Sleep Quality Prediction

AIM

To predict sleep quality based on lifestyle and health factors.


DATASET LINK

Sleep Health and Lifestyle Dataset


DESCRIPTION

What is the requirement of the project?

  • This project aims to predict the quality of sleep using various health and lifestyle metrics. Predicting sleep quality helps individuals and healthcare professionals address potential sleep-related health issues early.

Why is it necessary?

  • Sleep quality significantly impacts physical and mental health. Early predictions can prevent chronic conditions linked to poor sleep, such as obesity, heart disease, and cognitive impairment.

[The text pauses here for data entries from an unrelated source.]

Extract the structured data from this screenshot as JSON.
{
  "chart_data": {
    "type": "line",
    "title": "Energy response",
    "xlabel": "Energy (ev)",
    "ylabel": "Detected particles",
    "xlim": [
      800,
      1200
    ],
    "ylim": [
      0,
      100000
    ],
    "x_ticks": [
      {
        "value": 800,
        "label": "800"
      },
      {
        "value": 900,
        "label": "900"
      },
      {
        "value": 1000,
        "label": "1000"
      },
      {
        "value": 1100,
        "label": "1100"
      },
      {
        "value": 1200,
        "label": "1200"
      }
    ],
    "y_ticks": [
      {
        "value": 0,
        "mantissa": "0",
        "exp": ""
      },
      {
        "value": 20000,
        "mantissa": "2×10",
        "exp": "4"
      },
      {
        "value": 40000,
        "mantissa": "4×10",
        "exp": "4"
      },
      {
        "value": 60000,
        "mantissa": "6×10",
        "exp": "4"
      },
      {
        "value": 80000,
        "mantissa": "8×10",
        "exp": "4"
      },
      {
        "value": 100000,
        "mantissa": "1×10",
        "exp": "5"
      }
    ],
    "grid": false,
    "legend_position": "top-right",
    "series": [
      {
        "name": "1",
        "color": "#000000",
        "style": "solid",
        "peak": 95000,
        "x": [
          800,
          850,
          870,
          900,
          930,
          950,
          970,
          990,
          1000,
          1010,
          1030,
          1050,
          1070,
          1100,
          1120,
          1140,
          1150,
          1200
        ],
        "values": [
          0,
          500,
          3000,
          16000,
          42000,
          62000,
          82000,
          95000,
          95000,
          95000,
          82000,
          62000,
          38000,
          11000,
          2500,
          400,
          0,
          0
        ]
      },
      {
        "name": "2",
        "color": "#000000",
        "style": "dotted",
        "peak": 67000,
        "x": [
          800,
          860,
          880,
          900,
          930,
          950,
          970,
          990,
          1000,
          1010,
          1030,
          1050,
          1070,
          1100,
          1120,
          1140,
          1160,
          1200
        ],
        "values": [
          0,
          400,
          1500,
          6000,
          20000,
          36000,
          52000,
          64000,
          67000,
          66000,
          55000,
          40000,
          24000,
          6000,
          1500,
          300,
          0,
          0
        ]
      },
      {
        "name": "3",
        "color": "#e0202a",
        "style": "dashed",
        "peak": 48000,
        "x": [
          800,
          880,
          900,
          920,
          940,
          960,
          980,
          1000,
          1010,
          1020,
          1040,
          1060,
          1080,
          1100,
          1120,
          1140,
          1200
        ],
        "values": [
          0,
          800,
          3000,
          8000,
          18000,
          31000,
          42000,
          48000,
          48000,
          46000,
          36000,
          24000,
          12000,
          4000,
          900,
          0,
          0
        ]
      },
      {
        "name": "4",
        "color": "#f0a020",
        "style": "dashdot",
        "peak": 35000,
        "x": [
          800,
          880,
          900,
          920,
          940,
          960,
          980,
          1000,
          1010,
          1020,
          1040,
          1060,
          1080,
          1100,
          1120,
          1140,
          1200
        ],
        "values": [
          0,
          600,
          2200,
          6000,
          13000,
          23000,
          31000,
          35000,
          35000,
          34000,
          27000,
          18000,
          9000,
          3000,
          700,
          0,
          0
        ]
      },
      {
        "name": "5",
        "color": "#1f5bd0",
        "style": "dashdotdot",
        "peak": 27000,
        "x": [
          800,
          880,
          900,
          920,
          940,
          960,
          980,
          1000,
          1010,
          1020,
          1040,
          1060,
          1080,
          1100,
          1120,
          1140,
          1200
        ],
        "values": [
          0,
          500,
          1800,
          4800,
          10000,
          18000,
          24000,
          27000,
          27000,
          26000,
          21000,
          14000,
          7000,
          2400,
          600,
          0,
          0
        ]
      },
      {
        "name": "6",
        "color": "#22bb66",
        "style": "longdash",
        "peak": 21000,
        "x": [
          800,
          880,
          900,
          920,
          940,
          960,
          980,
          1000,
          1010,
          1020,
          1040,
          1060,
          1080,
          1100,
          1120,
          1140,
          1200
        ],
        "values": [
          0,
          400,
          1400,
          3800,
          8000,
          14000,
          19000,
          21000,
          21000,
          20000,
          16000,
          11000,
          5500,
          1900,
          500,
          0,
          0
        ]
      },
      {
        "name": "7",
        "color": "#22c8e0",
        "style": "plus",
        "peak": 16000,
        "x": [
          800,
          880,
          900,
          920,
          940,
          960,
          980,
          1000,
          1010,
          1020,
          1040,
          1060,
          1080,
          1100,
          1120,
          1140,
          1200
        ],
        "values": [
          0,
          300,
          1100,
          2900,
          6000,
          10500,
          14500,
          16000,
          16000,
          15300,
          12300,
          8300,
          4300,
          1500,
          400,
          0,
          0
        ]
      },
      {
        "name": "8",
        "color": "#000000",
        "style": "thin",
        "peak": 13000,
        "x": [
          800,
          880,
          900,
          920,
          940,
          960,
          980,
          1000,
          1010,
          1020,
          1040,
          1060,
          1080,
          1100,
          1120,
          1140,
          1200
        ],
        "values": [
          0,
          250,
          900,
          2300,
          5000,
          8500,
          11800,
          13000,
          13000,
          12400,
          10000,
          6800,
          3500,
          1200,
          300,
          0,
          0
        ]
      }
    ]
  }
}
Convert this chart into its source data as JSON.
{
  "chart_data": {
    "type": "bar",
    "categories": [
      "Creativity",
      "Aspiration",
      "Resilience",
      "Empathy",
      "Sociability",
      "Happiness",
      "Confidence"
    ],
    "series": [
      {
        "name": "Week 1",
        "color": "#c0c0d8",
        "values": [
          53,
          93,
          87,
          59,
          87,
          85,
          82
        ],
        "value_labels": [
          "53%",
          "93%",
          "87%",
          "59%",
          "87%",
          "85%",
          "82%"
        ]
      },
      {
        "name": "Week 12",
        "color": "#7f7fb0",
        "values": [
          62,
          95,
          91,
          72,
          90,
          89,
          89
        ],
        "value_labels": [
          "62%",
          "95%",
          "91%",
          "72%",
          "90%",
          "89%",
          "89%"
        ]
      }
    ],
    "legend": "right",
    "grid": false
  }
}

How is it beneficial and used?

  • Individuals: Assess their sleep health and make lifestyle changes to improve sleep quality.
  • Healthcare Professionals: Use the model as an auxiliary diagnostic tool to recommend personalized interventions.

How did you start approaching this project? (Initial thoughts and planning)

  • Researching sleep health factors and existing literature.
  • Exploring and analyzing the dataset to understand feature distributions.
  • Preprocessing data for effective feature representation.
  • Iterating over machine learning models to find the optimal balance between accuracy and interpretability.

Mention any additional resources used


LIBRARIES USED

  • pandas
  • numpy
  • scikit-learn
  • matplotlib
  • seaborn
  • joblib
  • flask

EXPLANATION

DETAILS OF THE DIFFERENT FEATURES

Feature Name Description Type Values/Range
Gender Respondent's gender Categorical [Male, Female]
Age Respondent's age Numerical Measured in years
Sleep Duration (hours) Hours of sleep per day Numerical Measured in hours
Physical Activity Level Daily physical activity in minutes Numerical Measured in minutes
Stress Level Stress level on a scale Numerical 1 to 5 (low to high)
BMI Category Body Mass Index category Categorical [Underweight, Normal, Overweight, Obese]
Systolic Blood Pressure Systolic blood pressure Numerical Measured in mmHg
Diastolic Blood Pressure Diastolic blood pressure Numerical Measured in mmHg
Heart Rate (bpm) Resting heart rate Numerical Beats per minute
Daily Steps Average number of steps per day Numerical Measured in steps
Sleep Disorder Reported sleep disorder Categorical [Yes, No]

WHAT I HAVE DONE

Step 1: Exploratory Data Analysis

  • Summary statistics
  • Data visualization for numerical feature distributions
  • Target splits for categorical features

Step 2: Data Cleaning and Preprocessing

  • Handling missing values
  • Label encoding categorical features
  • Standardizing numerical features

Step 3: Feature Engineering and Selection

  • Merging features based on domain knowledge
  • Creating derived features such as "Activity-to-Sleep Ratio"

Step 4: Modeling

  • Model trained: Decision Tree
  • Class imbalance handled using SMOTE
  • Metric for optimization: F1-score

Step 5: Result Analysis

  • Visualized results using confusion matrices and classification reports
  • Interpreted feature importance for tree-based models

MODELS USED AND THEIR ACCURACIES

Model Accuracy (%) F1-Score (%) Precision (%) Recall (%)
Decision Tree 74.50 75.20 73.00 77.50

CONCLUSION

WHAT YOU HAVE LEARNED

Insights gained from the data

  • Sleep Duration, Stress Level, and Physical Activity are the most indicative features for predicting sleep quality.

Improvements in understanding machine learning concepts

  • Learned and implemented preprocessing techniques like encoding categorical variables and handling imbalanced datasets.
  • Gained insights into deploying a machine learning model using Flask for real-world use cases.

Challenges faced and how they were overcome

  • Managing imbalanced classes: Overcame this by using SMOTE for oversampling the minority class.
  • Choosing a simple yet effective model: Selected Decision Tree for its interpretability and ease of deployment.

USE CASES OF THIS MODEL

Application 1

A health tracker app can integrate this model to assess and suggest improvements in sleep quality based on user inputs.

Application 2

Healthcare providers can use this tool to make preliminary assessments of patients' sleep health, enabling timely interventions.


FEATURES PLANNED BUT NOT IMPLEMENTED

Feature 1

Advanced models such as Random Forest, AdaBoost, and Gradient Boosting were not implemented due to the project's focus on simplicity and interpretability.

Feature 2

Integration with wearable device data for real-time predictions was not explored but remains a potential enhancement for future work.